OLTRE A QUELLO, IL FUOCO E’ FISICAMENTE PERICOLOSO…
– Il fuoco brucia cazzo, puoi dirlo forte! Ma parliamo di heavy metal, quindi c’è anche l’headbanging che ti spacca il collo, le corse da un lato all’altro del palco, istigare il pubblico coi pugni in aria, suonare in maniera energica: sono tutte attività che necessitano una grande fisicità.

DEL GRUPPO TU SEI QUELLO CHE HA SEMPRE AVUTO UN OCCHIO ATTENTO SULLA SCENA METAL E HARDCORE ATTUALE, DANDO RISONANZA A GRUPPI COME CODE ORANGE E UPON A BURNING BODY. COSA CONSIGLI OGGI?
– Ti dico al 100% Code Orange, anche se mi ripeto.

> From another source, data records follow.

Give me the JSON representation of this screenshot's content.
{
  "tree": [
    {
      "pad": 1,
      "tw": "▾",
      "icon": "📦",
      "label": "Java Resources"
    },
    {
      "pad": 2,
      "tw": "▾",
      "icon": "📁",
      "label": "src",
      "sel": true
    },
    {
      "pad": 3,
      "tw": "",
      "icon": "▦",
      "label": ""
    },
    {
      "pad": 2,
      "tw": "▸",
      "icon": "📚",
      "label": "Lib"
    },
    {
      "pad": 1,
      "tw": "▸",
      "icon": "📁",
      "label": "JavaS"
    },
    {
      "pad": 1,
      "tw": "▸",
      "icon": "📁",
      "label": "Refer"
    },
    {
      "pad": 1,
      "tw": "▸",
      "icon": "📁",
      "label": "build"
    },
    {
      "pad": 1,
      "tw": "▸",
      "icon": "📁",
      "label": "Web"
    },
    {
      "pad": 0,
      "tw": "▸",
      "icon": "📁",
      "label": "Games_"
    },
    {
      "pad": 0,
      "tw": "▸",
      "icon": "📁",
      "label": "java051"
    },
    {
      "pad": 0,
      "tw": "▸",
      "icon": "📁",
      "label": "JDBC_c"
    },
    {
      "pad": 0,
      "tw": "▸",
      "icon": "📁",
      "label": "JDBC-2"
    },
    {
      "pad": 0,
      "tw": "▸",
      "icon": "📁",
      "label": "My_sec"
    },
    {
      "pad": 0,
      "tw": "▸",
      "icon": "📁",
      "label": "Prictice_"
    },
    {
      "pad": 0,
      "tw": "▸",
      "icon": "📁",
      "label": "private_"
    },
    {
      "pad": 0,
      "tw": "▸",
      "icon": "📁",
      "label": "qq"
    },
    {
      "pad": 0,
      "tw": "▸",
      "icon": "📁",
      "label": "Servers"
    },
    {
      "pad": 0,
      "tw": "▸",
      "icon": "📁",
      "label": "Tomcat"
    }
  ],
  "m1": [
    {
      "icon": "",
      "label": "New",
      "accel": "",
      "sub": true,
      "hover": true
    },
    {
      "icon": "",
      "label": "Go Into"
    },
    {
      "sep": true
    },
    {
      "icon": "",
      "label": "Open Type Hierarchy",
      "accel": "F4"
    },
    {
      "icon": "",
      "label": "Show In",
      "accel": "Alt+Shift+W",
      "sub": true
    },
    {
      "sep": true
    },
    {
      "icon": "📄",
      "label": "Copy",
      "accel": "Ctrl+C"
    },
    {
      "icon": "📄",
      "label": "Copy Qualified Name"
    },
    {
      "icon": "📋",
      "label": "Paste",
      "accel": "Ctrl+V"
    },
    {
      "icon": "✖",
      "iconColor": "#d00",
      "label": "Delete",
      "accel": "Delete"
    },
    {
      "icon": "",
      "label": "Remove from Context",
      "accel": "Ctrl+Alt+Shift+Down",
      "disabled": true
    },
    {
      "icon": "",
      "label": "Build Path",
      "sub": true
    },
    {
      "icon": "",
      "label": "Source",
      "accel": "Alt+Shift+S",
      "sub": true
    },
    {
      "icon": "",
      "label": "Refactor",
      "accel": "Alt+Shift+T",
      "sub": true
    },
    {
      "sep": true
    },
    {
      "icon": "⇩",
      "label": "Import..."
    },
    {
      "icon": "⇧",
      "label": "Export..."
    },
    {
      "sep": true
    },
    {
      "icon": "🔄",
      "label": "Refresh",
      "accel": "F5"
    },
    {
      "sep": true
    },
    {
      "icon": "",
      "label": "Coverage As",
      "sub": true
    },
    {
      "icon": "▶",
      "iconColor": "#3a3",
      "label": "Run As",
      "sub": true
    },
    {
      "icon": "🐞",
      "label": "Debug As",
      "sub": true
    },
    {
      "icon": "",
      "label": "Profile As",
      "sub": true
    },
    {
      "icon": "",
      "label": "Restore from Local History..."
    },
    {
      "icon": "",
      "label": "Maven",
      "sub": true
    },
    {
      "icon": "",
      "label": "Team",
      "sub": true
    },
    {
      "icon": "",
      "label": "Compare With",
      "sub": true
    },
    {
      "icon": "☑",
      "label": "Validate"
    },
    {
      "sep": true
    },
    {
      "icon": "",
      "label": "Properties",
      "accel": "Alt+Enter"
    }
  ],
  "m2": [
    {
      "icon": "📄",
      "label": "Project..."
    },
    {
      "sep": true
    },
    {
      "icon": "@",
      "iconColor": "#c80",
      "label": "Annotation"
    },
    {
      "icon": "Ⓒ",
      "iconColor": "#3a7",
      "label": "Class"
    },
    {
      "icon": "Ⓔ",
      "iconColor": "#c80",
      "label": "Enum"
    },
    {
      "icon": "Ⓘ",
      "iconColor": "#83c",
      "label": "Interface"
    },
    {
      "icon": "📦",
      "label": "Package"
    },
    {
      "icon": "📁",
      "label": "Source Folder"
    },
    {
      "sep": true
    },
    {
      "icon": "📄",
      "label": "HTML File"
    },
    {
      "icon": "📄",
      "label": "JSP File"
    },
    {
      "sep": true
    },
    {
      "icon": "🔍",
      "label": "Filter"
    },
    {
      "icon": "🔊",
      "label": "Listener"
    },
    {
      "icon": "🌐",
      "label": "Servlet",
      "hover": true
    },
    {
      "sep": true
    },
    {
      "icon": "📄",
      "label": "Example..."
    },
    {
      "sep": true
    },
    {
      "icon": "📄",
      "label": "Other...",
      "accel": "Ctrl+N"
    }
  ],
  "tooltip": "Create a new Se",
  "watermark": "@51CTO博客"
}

Non vedo l’ora di sentire il nuovo disco, fanno davvero qualcosa di unico a mio parere. Se parliamo di band più recenti non posso non citare i Knocked Loose, di cui mi sono appena levato la felpa. “A Different Shade Of Blue” è di gran lunga il mio disco preferito dello scorso anno. Quei ragazzi stanno portando un po’ di novità nell’hardcore e hanno quell’energia vitale che possiedono i giovani, sanno scrivere belle canzoni, il cantante Brian è diverso da tutti, è un ragazzo attraente con la faccia pulita. Mi piacerebbe portarli in tour con noi. Oggi stavo ascoltando il nuovo Suicide Silence: il disco precedente non mi aveva preso, hanno provato a fare qualcosa di diverso ma non calzava loro a mio parere. Ora sono tornati a fare quello che sanno fare meglio, un bel disco.

PER CONCLUDERE COSA VI ASPETTA ADESSO? QUANTI MESI DI TOUR HAI DAVANTI?
– Abbiamo davanti altri cinque show di questo tour, con date a Sofia in Bulgaria e a Budapest, in Ungheria. Quest’ultima è una data molto importante perché non abbiamo mai suonato in Ungheria, è la patria natale di Zoltan e vogliamo assolutamente fare bella figura. In più Zo avrà la possibilità di tornare a casa dopo tempo immemore. Finito questo ‘Megadethpunch’ sarà la volta degli Stati Uniti, dove abbiamo delle date in programma coi Papa Roach ad aprile e maggio per poi una lunga sessione estiva. Contiamo di tornare in inverno, il nostro ciclo di tour dura solitamente diciotto mesi. Vorremmo toccare il Sud America, il Giappone e l’Australia. Oggi abbiamo una forte fanbase negli Stati Uniti e, finalmente posso dirlo, una base di fan altrettanto forte in Europa, che abbiamo coltivato duramente con tour quasi in perdita, a volte. Oggi possiamo contare sul nostro pubblico fedele anche qui, di conseguenza vorremmo concentrarci sul resto del mondo.